Bruxism or Grinding can be very harmful to your kids
It is a habitual grinding of teeth when the child is not chewing or swallowing. It is divided into Daytime Bruxism (Diurnal) or Night -time Bruxism (Nocturnal). Daytime Bruxism can be conscious or subsconscious grinding along with parafunctional habits and it is usually silent. On the other hand, Night-time Bruxism is categorized as subconscious grinding in a rhythmic pattern. Bruxism happens as a result of faulty fillings, improper teeth occlusion, genetic causes, neurological disturbances, occupational factors, over anxious or stressed children.
What do you notice?
From the tooth surfaces, you will observe your child’s teeth are very much worn off. This feature is called atypical wear facet, whereby the worn area are shiny, uneven with sharp edges on the upper and lower front teeth.

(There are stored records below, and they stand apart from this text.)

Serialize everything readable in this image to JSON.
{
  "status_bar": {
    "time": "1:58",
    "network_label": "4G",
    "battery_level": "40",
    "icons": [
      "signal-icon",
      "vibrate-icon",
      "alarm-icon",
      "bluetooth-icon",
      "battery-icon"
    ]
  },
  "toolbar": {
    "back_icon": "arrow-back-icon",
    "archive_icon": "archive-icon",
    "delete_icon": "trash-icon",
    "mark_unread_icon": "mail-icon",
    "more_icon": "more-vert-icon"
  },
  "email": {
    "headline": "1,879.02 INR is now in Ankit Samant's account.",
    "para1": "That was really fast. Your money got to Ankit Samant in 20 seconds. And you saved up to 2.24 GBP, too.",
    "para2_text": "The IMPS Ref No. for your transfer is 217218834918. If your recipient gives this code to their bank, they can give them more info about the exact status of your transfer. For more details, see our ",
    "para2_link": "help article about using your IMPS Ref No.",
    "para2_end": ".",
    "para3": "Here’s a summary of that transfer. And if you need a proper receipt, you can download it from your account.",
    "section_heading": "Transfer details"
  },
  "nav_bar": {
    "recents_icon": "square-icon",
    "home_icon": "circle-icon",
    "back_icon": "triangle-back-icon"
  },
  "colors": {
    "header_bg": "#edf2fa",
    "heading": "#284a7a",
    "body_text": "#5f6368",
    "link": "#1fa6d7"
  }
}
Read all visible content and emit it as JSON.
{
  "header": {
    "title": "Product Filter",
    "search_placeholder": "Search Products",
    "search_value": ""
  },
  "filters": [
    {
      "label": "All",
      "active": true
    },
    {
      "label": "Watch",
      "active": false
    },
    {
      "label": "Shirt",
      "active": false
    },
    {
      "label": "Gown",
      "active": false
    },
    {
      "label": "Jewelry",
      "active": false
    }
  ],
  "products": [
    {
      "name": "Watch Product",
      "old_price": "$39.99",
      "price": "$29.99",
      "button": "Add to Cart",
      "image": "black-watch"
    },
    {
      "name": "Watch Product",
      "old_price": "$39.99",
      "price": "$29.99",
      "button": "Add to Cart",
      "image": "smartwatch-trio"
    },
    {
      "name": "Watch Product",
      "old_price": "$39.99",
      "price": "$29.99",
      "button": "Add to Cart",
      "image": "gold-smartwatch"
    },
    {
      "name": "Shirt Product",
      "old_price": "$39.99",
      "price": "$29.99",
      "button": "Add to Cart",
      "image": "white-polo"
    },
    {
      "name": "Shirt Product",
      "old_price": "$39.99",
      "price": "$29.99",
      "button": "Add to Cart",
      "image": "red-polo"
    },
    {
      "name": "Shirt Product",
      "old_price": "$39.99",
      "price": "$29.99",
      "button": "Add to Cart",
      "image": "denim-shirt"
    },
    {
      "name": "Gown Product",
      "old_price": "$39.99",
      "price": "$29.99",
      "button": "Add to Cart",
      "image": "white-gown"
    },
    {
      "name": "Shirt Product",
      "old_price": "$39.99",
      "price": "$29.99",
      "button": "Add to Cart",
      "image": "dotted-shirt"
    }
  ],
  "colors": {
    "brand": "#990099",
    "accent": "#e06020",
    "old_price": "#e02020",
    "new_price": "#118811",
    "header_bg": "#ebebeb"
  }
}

Fillings may fracture or tooth may chip off as a result of grinding. Teeth will become mobile and very sensitive to cold and hot food. Besides that, your child may complain of muscular tenderness and fatigue around the cheek on rising in the morning. Jaw movements restricted and difficult in opening mouth for a long time.
Shiny, uneven sharp edges of wear facets. Credits to shingletonsmiles.com
Oral habits in children are a major concern for the dentists and parents. A baby’s mouth acts as a primary device for exploring the environment and his or her lips and tongues are stimulated by instinctive sucking. By random movements, babies discover their hands and toes and use these to continue the stimulation of their mouth and related structures. Normal habits grow out of these in the early developmental stages. However, some babies do not. They continued to retain these habits until they are toddlers and it created further dental problems.